Burada önemli olanın "Milli iradeyi hangisi daha çok yansıtıyor" açısından bakılması gerektiğini dile getiren Kuzu, "Kuvvetler ayrımı hangi modelde var. Bu çok önemli. Bunu Türkiye'nin 13 Haziran'da masada Başkanlık modeli olacaksa, o zaman bu çok konuşulacak. Bunların cevabı mutlaka verilmeli." dedi.
"Başkanlık modeli sadece Amerika'da vardır başka yerde yoktur" eleştirilerine değinen Kuzu, "Doğrudur başka yerde öyle bir model yok ki olsun. Kuruluşunda yok zaten. Türk dünyası kendi dünyasında, adam
Güney Amerika ülkelerinde vermiş fesih yetkisini başkana meclisi kızdığı zaman dağatıp götürüyor. Sen başta kuramamışsan bunu modele yıkamazsın. Kendisinin prototipi Amerika'dadır. Federal yapıyı bir kenara bırakıp eğer oradaki yapıyı kurabiliyorsan, kağıt üzerinde en azından yazabiliyorsan o bir modeldir. Alırken ölçüyü oradan almak lazım." şeklinde konuştu.

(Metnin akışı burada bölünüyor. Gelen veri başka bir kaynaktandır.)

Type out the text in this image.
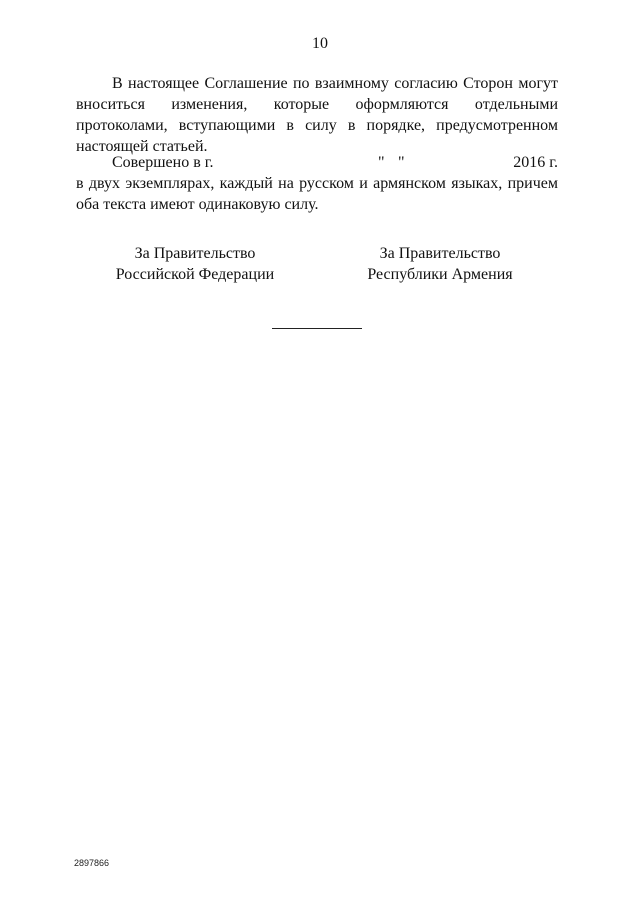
10
В настоящее Соглашение по взаимному согласию Сторон могут вноситься изменения, которые оформляются отдельными протоколами, вступающими в силу в порядке, предусмотренном настоящей статьей.
Совершено в г.	" "	2016 г.
в двух экземплярах, каждый на русском и армянском языках, причем оба текста имеют одинаковую силу.
За Правительство
Российской Федерации
За Правительство
Республики Армения
2897866
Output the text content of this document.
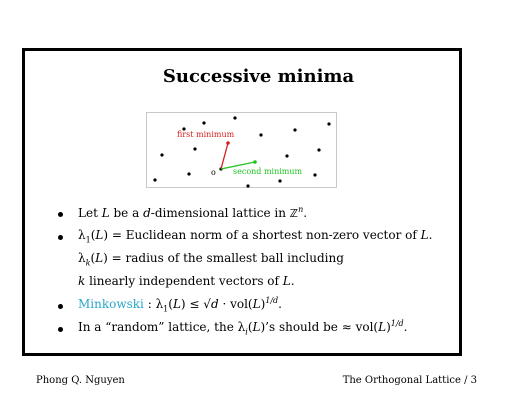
Successive minima
first minimum
second minimum
o
Let L be a d-dimensional lattice in ℤ$^n$.
$\lambda_1(L)$ = Euclidean norm of a shortest non-zero vector of L.
$\lambda_k(L)$ = radius of the smallest ball including
k linearly independent vectors of L.
Minkowski : $\lambda_1(L) \le √d \cdot vol(L)^{1/d}$.
In a “random” lattice, the $\lambda_i(L)’s$ should be ≈ $vol(L)^{1/d}$.
Phong Q. Nguyen	The Orthogonal Lattice / 3
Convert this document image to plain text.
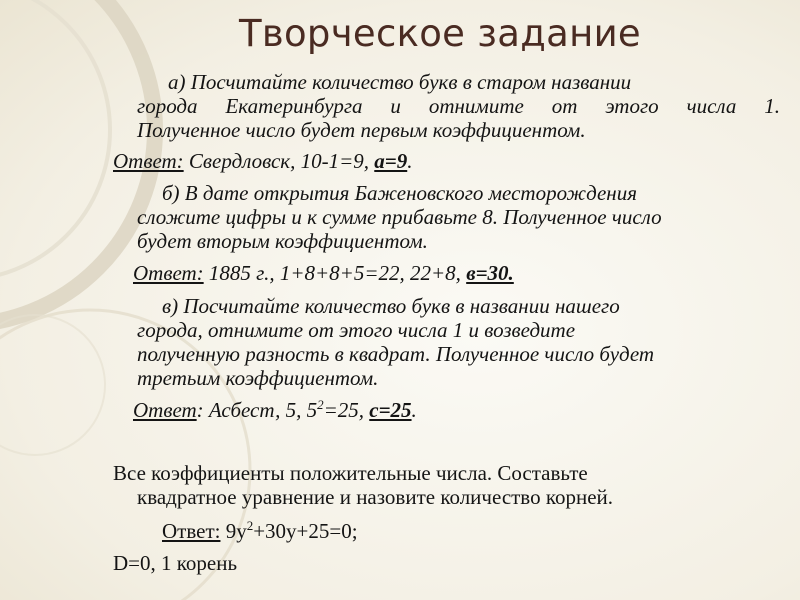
Творческое задание
а) Посчитайте количество букв в старом названии
города Екатеринбурга и отнимите от этого числа 1.
Полученное число будет первым коэффициентом.
Ответ: Свердловск, 10-1=9, а=9.
б) В дате открытия Баженовского месторождения
сложите цифры и к сумме прибавьте 8. Полученное число
будет вторым коэффициентом.
Ответ: 1885 г., 1+8+8+5=22, 22+8, в=30.
в) Посчитайте количество букв в названии нашего
города, отнимите от этого числа 1 и возведите
полученную разность в квадрат. Полученное число будет
третьим коэффициентом.
Ответ: Асбест, 5, $5^2=25$, с=25.
Все коэффициенты положительные числа. Составьте
квадратное уравнение и назовите количество корней.
Ответ: $9у^2+30у+25=0$;
D=0, 1 корень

"KOALİSYONLAR TÜRKİYE'Yİ ZAYIFLATTI "
Parlamenter sistemin İngiltere tarihi içinde doğup büyüdüğünü, Amerikan modelinin ise aklın bulduğu "Bu ülkeyi nasıl daha iyi yönetiriz" sorusuna cevaben üretilen bir sistem olduğunu vurgulayan Kuzu şunları söyledi: "Her ülkede akıllı insanları varsa ki vardır, mutlaka bu modeli kendi ülkesine göre dizayn edebilir. Parlamenter model gittiği yeri iflah etmemiştir. O ülkeyi süründürmüştür. Türkiye'nin en büyük tehlikelisi olan nokta koalisyonlardır, koalisyonları gidermek için çözüm arıyorsun,
baraja takılıyorsun. Barajda yüksek olduğu için hır-gür sebebi oluyor. Yüzde 10'luk baraj dünyada yok. Çekin yüzde 5'e Türkiye'yi 10 tane parti girer yeni 4'lü koalisyonlar oluşur."
Türkiye'de uygulanan modelin koalisyonlara imkân vermemesi gerektiğinin altını çizen Kuzu, "Ben koalisyondan korkarım. Biz hala o düzeyde değiliz. Türkiye'nin içinde bulunduğu
bölge ateş çemberi. Her taraf yanıyor cayır cayır. Bizim denemelerimiz de zaten
sakat çıkmıştır. Biz bu memleketi eksi 9.9'dan altık artı 9.9'a yükselttik. Yüzde 18'lik
büyüme yaşadı Türkiye. Niçin Menderes'in, Demirel'in, Özal'ın döneminde rakamlar yüksek ara dönemlerde düşük. Tesadüf mü bunlar." dedi.
Kuvvetler ayrılığını sağlayan tek modelin de başkanlık modeli olduğunu belirten Kuzu, meclisin aktif hale gelmesinin Başkanlık sistemi ile mümkün olabileceğini ifade etti. Kuzu, " Orada esasen yasama organı para musluklarına tamamen hakimdir, bir
kuruş harcayamaz başkan parlamento
evet demedikçe. Kanunu tamamıyla parlamento çıkarır.
Hükümet güçlüdür doğrudur ama sadece yürütmede güçlüdür. Şimdiki hükümetler parlamenter modelde hem yürütmede hem yasamada güçlüdür. iddia ediyorum. Amerika'daki başkandan, parlamenter seçimlerdeki başbakan 3 kat daha yetkilidir.